From: Pingfan Liu <kernelfans@gmail.com>
To: Frederic Weisbecker <frederic@kernel.org>
Cc: rcu@vger.kernel.org, "Paul E. McKenney" <paulmck@kernel.org>,
David Woodhouse <dwmw@amazon.co.uk>,
Neeraj Upadhyay <quic_neeraju@quicinc.com>,
Josh Triplett <josh@joshtriplett.org>,
Steven Rostedt <rostedt@goodmis.org>,
Mathieu Desnoyers <mathieu.desnoyers@efficios.com>,
Lai Jiangshan <jiangshanlai@gmail.com>,
Joel Fernandes <joel@joelfernandes.org>,
"Jason A. Donenfeld" <Jason@zx2c4.com>
Subject: Re: [PATCHv2 3/3] rcu: coordinate tick dependency during concurrent offlining
Date: Tue, 20 Sep 2022 15:26:28 +0800 [thread overview]
Message-ID: <YylrJCjYPrcT6xKJ@piliu.users.ipa.redhat.com> (raw)
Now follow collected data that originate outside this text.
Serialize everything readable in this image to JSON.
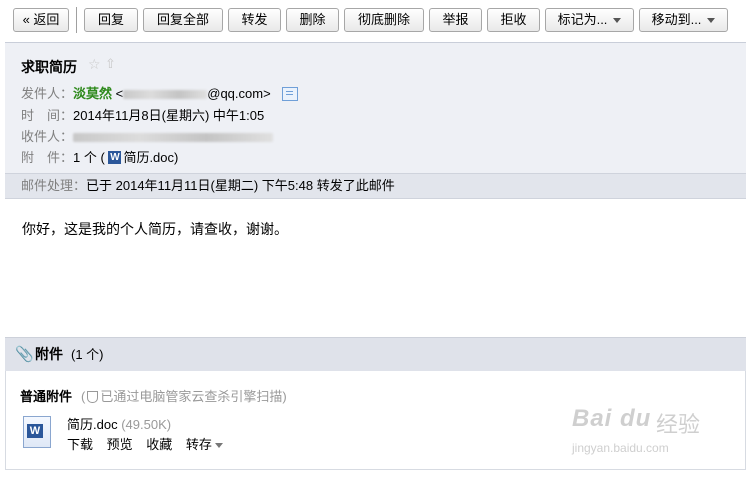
{
  "toolbar": {
    "back": "« 返回",
    "reply": "回复",
    "reply_all": "回复全部",
    "forward": "转发",
    "delete": "删除",
    "delete_permanent": "彻底删除",
    "report": "举报",
    "reject": "拒收",
    "mark_as": "标记为...",
    "move_to": "移动到..."
  },
  "mail": {
    "subject": "求职简历",
    "from_label": "发件人：",
    "from_name": "淡莫然",
    "from_email_domain": "@qq.com>",
    "time_label": "时　间：",
    "time": "2014年11月8日(星期六) 中午1:05",
    "to_label": "收件人：",
    "attach_label": "附　件：",
    "attach_count": "1 个 (",
    "attach_file": "简历.doc",
    "attach_close": ")",
    "process_label": "邮件处理：",
    "process_text": "已于 2014年11月11日(星期二) 下午5:48 转发了此邮件",
    "body": "你好，这是我的个人简历，请查收，谢谢。"
  },
  "attachments": {
    "title": "附件",
    "count": "(1 个)",
    "category": "普通附件",
    "scan_text": "已通过电脑管家云查杀引擎扫描)",
    "scan_open": "(",
    "file_name": "简历.doc",
    "file_size": "(49.50K)",
    "actions": [
      "下载",
      "预览",
      "收藏",
      "转存"
    ]
  },
  "watermark": {
    "logo": "Bai du",
    "cn": "经验",
    "url": "jingyan.baidu.com"
  },
  "colors": {
    "sender_name": "#2f8a1d",
    "header_bg": "#eef0f5",
    "attach_head_bg": "#dfe2ea"
  }
}
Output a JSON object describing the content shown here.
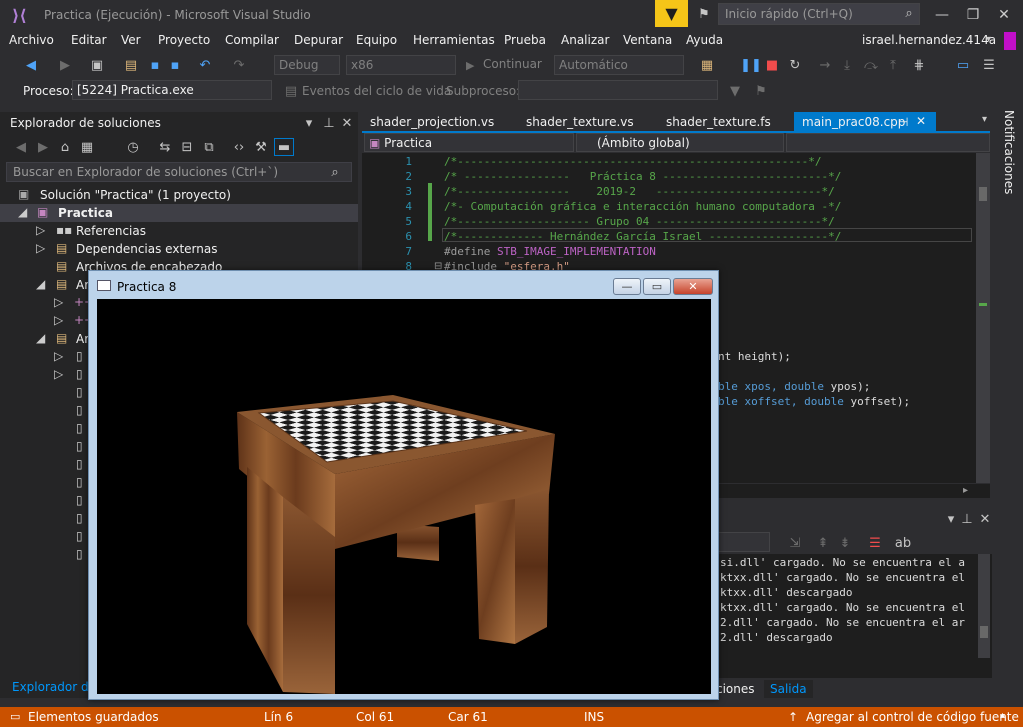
{
  "window": {
    "title": "Practica (Ejecución) - Microsoft Visual Studio"
  },
  "quick_launch": {
    "placeholder": "Inicio rápido (Ctrl+Q)"
  },
  "menu": [
    "Archivo",
    "Editar",
    "Ver",
    "Proyecto",
    "Compilar",
    "Depurar",
    "Equipo",
    "Herramientas",
    "Prueba",
    "Analizar",
    "Ventana",
    "Ayuda"
  ],
  "user": {
    "name": "israel.hernandez.414a"
  },
  "toolbar": {
    "config": "Debug",
    "platform": "x86",
    "continue_label": "Continuar",
    "auto": "Automático"
  },
  "process_row": {
    "label": "Proceso:",
    "value": "[5224] Practica.exe",
    "events_label": "Eventos del ciclo de vida",
    "thread_label": "Subproceso:"
  },
  "solution_explorer": {
    "title": "Explorador de soluciones",
    "search_placeholder": "Buscar en Explorador de soluciones (Ctrl+`)",
    "solution": "Solución \"Practica\"  (1 proyecto)",
    "project": "Practica",
    "nodes": [
      "Referencias",
      "Dependencias externas",
      "Archivos de encabezado",
      "Ar",
      "Ar"
    ],
    "footer": "Explorador de"
  },
  "editor": {
    "tabs": [
      "shader_projection.vs",
      "shader_texture.vs",
      "shader_texture.fs",
      "main_prac08.cpp"
    ],
    "nav_project": "Practica",
    "nav_scope": "(Ámbito global)",
    "line_numbers": [
      "1",
      "2",
      "3",
      "4",
      "5",
      "6",
      "7",
      "8"
    ],
    "lines": [
      "/*-----------------------------------------------------*/",
      "/* ----------------   Práctica 8 -------------------------*/",
      "/*-----------------    2019-2   -------------------------*/",
      "/*- Computación gráfica e interacción humano computadora -*/",
      "/*-------------------- Grupo 04 -------------------------*/",
      "/*------------- Hernández García Israel ------------------*/",
      "STB_IMAGE_IMPLEMENTATION",
      "\"esfera.h\""
    ],
    "define_kw": "#define",
    "include_kw": "#include",
    "frag_a": "nt height);",
    "frag_b1": "ble xpos, ",
    "frag_b2": "double",
    "frag_b3": " ypos);",
    "frag_c1": "ble xoffset, ",
    "frag_c2": "double",
    "frag_c3": " yoffset);"
  },
  "notifications": "Notificaciones",
  "output": {
    "lines": [
      "si.dll' cargado. No se encuentra el a",
      "ktxx.dll' cargado. No se encuentra el",
      "ktxx.dll' descargado",
      "ktxx.dll' cargado. No se encuentra el",
      "2.dll' cargado. No se encuentra el ar",
      "2.dll' descargado"
    ],
    "tab_a": "ciones",
    "tab_b": "Salida"
  },
  "status": {
    "saved": "Elementos guardados",
    "line": "Lín 6",
    "col": "Col 61",
    "char": "Car 61",
    "ins": "INS",
    "scm": "Agregar al control de código fuente"
  },
  "app_window": {
    "title": "Practica 8"
  },
  "colors": {
    "accent": "#007acc",
    "status": "#ca5100",
    "filter": "#f5c518"
  }
}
In-Reply-To: <20220916134258.GB25891@lothringen>
On Fri, Sep 16, 2022 at 03:42:58PM +0200, Frederic Weisbecker wrote:
> On Thu, Sep 15, 2022 at 01:58:25PM +0800, Pingfan Liu wrote:
> > As Paul pointed out "The tick_dep_clear() is SMP-safe because it uses
> > atomic operations, but the problem is that if there are multiple
> > nohz_full CPUs going offline concurrently, the first CPU to invoke
> > rcutree_dead_cpu() will turn the tick off. This might require an
> > atomically manipulated counter to mediate the calls to
> > rcutree_dead_cpu(). "
> >
> > This patch introduces a new member ->dying to rcu_node, which reflects
> > the number of concurrent offlining cpu. TICK_DEP_BIT_RCU is set by
> > the first entrance and cleared by the last.
> >
> > Note: now, tick_dep_set() is put under the rnp->lock, but since it takes
> > no lock, no extra locking order is introduced.
> >
> > Suggested-by: "Paul E. McKenney" <paulmck@kernel.org>
> > Signed-off-by: Pingfan Liu <kernelfans@gmail.com>
> > Cc: "Paul E. McKenney" <paulmck@kernel.org>
> > Cc: David Woodhouse <dwmw@amazon.co.uk>
> > Cc: Frederic Weisbecker <frederic@kernel.org>
> > Cc: Neeraj Upadhyay <quic_neeraju@quicinc.com>
> > Cc: Josh Triplett <josh@joshtriplett.org>
> > Cc: Steven Rostedt <rostedt@goodmis.org>
> > Cc: Mathieu Desnoyers <mathieu.desnoyers@efficios.com>
> > Cc: Lai Jiangshan <jiangshanlai@gmail.com>
> > Cc: Joel Fernandes <joel@joelfernandes.org>
> > Cc: "Jason A. Donenfeld" <Jason@zx2c4.com>
> > To: rcu@vger.kernel.org
> > ---
> > kernel/rcu/tree.c | 19 ++++++++++++++-----
> > kernel/rcu/tree.h | 1 +
> > 2 files changed, 15 insertions(+), 5 deletions(-)
> >
> > diff --git a/kernel/rcu/tree.c b/kernel/rcu/tree.c
> > index 8a829b64f5b2..f8bd0fc5fd2f 100644
> > --- a/kernel/rcu/tree.c
> > +++ b/kernel/rcu/tree.c
> > @@ -2164,13 +2164,19 @@ int rcutree_dead_cpu(unsigned int cpu)
> > {
> > struct rcu_data *rdp = per_cpu_ptr(&rcu_data, cpu);
> > struct rcu_node *rnp = rdp->mynode; /* Outgoing CPU's rdp & rnp. */
> > + unsigned long flags;
> > + u8 dying;
> >
> > if (!IS_ENABLED(CONFIG_HOTPLUG_CPU))
> > return 0;
> >
> > WRITE_ONCE(rcu_state.n_online_cpus, rcu_state.n_online_cpus - 1);
> > - // Stop-machine done, so allow nohz_full to disable tick.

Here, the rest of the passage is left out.